Gilewicz: "Polen wollen Erfolge sehen"

Gilewicz: "Polen wollen Erfolge sehen"
Experten-Urteil: Der ehemalige Torschützenkönig über Land & Leute, Hoffen & Bangen und die Polenwitze.

Radoslaw Gilewicz holte mit dem FC Tirol und Austria Wien vier österreichische Meistertitel und war 2001 Torschützenkönig. Heute arbeitet der 41-Jährige als Spielerberater und ist TV-Experte.

KURIER: Polen wird zum Kreis der Geheimfavoriten gezählt: Zu Recht?
Radoslaw Gilewicz: Langsam, langsam. Alle fordern, dass Polen in dieser Gruppe weiterkommen muss. Aber es muss schon alles passen, damit wir aufsteigen. Dafür hat das Team in den letzten Jahren zu wenig erreicht. Vor allem, wenn es drauf ankam, bei den Turnieren.

Aber jetzt verfügt Polen über Stars wie Lewandowski, Piszczek, Blaszczykowski.
Was die drei in Dortmund geleistet haben, ist sensationell. Polen hatte schon lange nicht mehr so gute Spieler wie jetzt. Ein Vorteil ist, dass sie durch die Bundesliga gelernt haben, mit Druck umzugehen.

Lastet auf der polnischen Nationalmannschaft denn so ein hoher Druck?
Die Erwartungshaltung ist in Polen immer hoch. Fußball ist bei uns die Einser-Sportart, wir haben 40 Millionen Teamchefs.

Trotzdem wurde seit 30 Jahren nie mehr ein Fußballer zu Polens Sportler des Jahres gewählt, sondern Bahnradfahrer, Ringer und Kanuten. Wieso das?
Weil es seit Zbigniew Boniek keinen Superstar mehr gegeben hat. Außerdem dürfen wir Adam Malysz und seine Mega-Erfolge nicht vergessen. Gegen den ist jeder Fußballer chancenlos.

Genießt er wirklich in Polen so einen Kultstatus?
Als er top war, war er der absolute Superstar. Gleich hinter dem Papst. Unglaublich, was sich bei uns im Skispringen abgespielt hat. Aber so sind die Polen.

Fanatisch?
Die Polen sind sehr leicht zu begeistern. Aber: Sie wollen Erfolge sehen.

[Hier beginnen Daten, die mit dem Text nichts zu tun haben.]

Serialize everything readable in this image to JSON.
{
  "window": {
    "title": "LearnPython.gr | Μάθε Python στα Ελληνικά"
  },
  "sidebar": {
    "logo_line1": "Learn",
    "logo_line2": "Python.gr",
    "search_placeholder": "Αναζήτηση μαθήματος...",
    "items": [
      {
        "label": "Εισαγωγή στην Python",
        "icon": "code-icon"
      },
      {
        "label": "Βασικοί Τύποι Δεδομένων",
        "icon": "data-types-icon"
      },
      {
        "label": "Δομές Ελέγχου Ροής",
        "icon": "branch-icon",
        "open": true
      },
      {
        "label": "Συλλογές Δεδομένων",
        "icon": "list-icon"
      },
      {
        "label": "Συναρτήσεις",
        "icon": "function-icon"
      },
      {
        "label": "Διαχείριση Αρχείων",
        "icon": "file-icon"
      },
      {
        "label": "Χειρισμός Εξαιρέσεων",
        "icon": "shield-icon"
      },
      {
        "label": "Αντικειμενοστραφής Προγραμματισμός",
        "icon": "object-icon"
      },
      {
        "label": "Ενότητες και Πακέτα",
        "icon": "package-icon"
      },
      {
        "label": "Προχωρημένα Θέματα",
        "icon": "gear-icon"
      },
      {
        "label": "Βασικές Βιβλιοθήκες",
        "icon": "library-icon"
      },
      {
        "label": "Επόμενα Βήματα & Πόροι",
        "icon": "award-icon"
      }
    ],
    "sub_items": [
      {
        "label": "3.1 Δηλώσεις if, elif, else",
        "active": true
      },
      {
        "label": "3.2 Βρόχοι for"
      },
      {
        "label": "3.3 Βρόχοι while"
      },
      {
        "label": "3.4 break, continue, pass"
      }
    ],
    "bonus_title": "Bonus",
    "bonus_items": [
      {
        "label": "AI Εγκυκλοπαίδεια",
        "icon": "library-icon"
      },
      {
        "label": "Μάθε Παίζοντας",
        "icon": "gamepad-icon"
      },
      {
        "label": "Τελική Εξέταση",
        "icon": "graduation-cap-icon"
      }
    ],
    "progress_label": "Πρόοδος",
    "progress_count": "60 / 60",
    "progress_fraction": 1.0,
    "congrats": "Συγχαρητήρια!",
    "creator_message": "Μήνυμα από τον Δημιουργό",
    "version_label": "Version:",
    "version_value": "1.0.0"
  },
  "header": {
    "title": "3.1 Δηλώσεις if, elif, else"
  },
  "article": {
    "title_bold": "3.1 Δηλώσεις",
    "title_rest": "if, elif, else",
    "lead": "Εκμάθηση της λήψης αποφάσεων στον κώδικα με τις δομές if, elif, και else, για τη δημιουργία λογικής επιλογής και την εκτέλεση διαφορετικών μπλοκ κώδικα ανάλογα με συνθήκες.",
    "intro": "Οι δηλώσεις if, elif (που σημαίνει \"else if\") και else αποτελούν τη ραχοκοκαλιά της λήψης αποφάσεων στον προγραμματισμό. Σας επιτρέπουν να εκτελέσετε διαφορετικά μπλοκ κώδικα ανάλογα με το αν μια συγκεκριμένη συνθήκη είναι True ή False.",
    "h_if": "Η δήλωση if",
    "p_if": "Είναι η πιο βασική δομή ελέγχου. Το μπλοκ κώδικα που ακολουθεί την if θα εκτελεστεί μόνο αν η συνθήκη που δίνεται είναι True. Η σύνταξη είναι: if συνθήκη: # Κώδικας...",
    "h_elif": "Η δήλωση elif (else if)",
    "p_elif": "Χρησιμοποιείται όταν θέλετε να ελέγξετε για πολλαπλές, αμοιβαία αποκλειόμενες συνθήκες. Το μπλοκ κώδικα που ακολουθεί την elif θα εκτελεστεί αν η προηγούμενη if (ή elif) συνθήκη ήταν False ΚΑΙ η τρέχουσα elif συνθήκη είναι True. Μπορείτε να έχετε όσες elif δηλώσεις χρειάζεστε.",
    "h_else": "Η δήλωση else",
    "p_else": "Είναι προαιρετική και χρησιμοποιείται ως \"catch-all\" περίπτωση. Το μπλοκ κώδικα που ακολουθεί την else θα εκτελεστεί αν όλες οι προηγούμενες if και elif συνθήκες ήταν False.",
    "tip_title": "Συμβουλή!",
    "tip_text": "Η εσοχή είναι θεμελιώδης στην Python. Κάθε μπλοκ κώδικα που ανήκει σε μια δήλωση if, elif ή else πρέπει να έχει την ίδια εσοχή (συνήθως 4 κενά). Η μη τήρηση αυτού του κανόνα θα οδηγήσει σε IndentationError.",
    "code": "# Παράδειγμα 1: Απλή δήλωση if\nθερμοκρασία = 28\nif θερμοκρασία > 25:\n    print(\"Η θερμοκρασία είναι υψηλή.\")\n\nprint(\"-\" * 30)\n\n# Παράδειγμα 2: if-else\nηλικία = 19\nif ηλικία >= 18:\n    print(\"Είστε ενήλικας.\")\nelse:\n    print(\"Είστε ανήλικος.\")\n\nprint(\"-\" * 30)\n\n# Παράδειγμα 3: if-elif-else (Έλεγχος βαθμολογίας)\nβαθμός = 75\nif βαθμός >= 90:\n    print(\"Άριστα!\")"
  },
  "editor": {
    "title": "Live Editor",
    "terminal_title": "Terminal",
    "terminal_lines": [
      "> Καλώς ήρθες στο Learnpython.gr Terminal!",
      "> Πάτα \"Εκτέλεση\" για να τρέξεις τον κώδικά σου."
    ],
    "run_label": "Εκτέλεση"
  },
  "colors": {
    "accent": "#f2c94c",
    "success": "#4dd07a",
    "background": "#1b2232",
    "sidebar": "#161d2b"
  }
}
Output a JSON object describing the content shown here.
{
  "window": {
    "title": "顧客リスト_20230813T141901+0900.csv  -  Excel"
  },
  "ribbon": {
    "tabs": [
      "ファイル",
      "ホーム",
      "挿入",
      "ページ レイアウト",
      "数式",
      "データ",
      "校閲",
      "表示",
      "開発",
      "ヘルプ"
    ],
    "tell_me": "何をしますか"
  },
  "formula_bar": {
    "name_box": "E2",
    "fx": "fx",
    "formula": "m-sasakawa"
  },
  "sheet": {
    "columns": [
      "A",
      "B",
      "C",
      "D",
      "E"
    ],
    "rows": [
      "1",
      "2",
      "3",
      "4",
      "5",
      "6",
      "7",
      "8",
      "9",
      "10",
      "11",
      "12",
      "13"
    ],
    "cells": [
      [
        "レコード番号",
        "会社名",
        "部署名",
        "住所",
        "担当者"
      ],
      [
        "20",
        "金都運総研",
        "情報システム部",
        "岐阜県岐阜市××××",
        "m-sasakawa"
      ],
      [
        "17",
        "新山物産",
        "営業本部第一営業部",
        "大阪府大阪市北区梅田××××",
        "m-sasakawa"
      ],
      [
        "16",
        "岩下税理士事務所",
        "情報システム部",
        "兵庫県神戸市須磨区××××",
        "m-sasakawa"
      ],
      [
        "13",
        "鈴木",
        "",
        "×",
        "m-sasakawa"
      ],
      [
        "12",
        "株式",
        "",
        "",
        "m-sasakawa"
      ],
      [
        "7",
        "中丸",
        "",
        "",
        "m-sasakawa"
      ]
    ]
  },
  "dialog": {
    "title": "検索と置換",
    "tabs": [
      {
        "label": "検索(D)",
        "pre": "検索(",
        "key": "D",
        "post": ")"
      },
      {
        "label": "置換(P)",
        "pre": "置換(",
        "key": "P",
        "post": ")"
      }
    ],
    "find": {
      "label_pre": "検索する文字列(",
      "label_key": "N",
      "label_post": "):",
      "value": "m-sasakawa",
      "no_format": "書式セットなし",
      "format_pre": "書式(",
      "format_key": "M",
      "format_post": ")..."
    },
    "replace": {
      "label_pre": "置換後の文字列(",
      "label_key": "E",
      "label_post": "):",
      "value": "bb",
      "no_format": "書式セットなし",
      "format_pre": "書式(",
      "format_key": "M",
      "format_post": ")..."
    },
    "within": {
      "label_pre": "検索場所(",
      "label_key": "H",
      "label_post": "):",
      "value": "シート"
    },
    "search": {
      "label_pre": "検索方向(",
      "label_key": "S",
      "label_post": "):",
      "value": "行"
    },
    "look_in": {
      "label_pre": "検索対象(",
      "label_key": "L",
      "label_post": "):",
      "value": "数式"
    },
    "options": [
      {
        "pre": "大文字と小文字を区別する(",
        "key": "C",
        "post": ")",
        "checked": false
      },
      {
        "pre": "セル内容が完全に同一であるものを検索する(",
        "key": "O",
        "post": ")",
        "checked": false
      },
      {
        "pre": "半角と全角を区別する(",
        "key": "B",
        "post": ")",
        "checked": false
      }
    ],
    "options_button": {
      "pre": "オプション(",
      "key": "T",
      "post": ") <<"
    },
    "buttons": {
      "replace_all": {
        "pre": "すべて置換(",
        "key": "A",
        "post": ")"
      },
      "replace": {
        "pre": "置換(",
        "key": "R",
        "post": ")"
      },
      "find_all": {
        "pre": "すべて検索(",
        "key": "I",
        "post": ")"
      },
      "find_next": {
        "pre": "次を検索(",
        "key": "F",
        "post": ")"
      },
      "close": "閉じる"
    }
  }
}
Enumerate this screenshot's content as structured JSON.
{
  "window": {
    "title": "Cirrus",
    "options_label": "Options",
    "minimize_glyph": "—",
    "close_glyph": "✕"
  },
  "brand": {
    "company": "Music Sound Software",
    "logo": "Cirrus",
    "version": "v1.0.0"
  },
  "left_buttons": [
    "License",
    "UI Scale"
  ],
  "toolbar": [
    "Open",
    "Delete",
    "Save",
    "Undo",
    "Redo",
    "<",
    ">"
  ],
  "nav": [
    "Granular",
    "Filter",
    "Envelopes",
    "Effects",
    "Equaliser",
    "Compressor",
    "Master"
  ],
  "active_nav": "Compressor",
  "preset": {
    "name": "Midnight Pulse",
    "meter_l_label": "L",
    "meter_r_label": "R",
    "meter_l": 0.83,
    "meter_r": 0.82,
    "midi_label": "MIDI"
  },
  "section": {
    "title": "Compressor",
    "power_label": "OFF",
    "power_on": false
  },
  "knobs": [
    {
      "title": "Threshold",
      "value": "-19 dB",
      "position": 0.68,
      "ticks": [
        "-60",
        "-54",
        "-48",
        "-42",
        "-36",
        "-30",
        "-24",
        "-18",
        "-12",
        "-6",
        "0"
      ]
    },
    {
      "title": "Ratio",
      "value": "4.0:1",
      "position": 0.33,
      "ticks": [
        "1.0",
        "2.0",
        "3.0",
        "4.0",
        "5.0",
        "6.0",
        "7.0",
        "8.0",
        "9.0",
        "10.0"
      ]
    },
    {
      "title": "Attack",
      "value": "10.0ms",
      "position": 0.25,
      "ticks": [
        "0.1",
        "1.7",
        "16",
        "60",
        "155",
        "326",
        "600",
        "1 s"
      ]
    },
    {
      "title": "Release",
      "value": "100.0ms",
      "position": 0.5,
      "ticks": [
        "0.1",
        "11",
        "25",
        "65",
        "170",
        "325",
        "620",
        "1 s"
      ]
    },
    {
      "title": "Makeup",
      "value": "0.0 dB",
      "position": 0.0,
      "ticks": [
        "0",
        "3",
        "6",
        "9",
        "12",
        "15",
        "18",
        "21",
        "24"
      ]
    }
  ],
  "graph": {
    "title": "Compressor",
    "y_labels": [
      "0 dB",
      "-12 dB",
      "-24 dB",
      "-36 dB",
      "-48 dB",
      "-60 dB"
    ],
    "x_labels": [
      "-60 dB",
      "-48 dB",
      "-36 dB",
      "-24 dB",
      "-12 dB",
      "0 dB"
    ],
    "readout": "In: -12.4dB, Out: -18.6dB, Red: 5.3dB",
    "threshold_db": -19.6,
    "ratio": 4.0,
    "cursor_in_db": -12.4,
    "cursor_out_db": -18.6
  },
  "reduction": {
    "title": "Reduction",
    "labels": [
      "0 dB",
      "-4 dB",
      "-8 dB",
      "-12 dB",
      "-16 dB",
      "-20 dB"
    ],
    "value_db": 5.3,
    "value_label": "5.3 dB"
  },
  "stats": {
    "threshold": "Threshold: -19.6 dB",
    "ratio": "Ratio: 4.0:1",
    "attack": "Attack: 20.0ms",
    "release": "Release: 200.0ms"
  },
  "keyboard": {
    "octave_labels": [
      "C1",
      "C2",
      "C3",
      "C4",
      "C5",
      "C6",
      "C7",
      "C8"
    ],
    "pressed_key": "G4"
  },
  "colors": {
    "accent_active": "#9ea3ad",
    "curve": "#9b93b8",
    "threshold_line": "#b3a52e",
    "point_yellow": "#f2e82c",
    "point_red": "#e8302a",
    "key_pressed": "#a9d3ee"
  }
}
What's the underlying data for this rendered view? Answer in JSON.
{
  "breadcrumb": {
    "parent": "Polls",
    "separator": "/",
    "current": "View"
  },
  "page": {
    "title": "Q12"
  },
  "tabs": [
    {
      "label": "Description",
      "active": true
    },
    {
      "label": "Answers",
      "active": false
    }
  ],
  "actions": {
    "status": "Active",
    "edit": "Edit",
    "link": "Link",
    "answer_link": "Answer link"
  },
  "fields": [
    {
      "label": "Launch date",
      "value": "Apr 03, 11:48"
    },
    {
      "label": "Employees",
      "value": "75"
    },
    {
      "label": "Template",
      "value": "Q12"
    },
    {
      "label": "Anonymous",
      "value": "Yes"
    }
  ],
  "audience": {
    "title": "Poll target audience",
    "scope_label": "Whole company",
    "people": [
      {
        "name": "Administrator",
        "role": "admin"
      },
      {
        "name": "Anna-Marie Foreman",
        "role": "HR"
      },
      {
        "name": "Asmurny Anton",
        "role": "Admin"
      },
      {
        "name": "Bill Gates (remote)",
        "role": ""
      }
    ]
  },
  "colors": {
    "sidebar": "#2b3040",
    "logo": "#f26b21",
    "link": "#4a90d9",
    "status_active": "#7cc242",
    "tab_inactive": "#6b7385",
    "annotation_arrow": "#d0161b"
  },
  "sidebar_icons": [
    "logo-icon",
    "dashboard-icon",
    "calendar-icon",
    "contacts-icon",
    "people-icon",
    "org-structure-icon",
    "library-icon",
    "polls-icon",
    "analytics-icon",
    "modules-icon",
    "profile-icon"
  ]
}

Wenn jemand erfolgreich ist, dann zieht das ganze Land mit. Das war bei Malysz so, bei Kowalczyk, der Langläuferin, und es wird beim Nationalteam auch so sein, wenn der Erfolg da ist.

Welchen Stellenwert genießt überhaupt der Sport in Ihrer Heimat?
Wir haben heute ähnliche Probleme wie überall. Es ist schwer, die Kinder vom Computer wegzubringen, die werden immer dicker. Das ist ein gesellschaftliches Problem. Viele sind einfach zu bequem geworden.

Eine Frage der Mentalität?
Möglicherweise auch. Du siehst es bei den Jugendlichen im Training: Die wollen sich nicht quälen, sondern wollen nur nicht zu viel machen. Nach dem Training bleibt da keiner freiwillig auf dem Platz. Vielen musst du immer in den Hintern treten.

Sie waren jahrelang als Profi im Ausland. Wie sehr hat sich Polen in dieser Zeit verändert?
Wenn jemand uns mit der Ukraine vergleicht, dann ist das nicht korrekt. Seit dem EU-Beitritt ist die Lebensqualität bei uns eine ganz andere. Ich sag’s ganz offen: Ich wäre nicht zurückgekommen, wenn sich Polen nicht vorwärts entwickelt hätte. Und wenn von 16 ehemaligen Nationalspielern, die im Ausland Karriere gemacht haben, 15 heute wieder in Polen leben, dann spricht das für unser Land.

Trotzdem werden immer noch Polenwitze erzählt.
Ich würde lügen, wenn ich sagen würde, das geht mir total am Arsch vorbei. Aber vielleicht denken nach der EURO einige anders.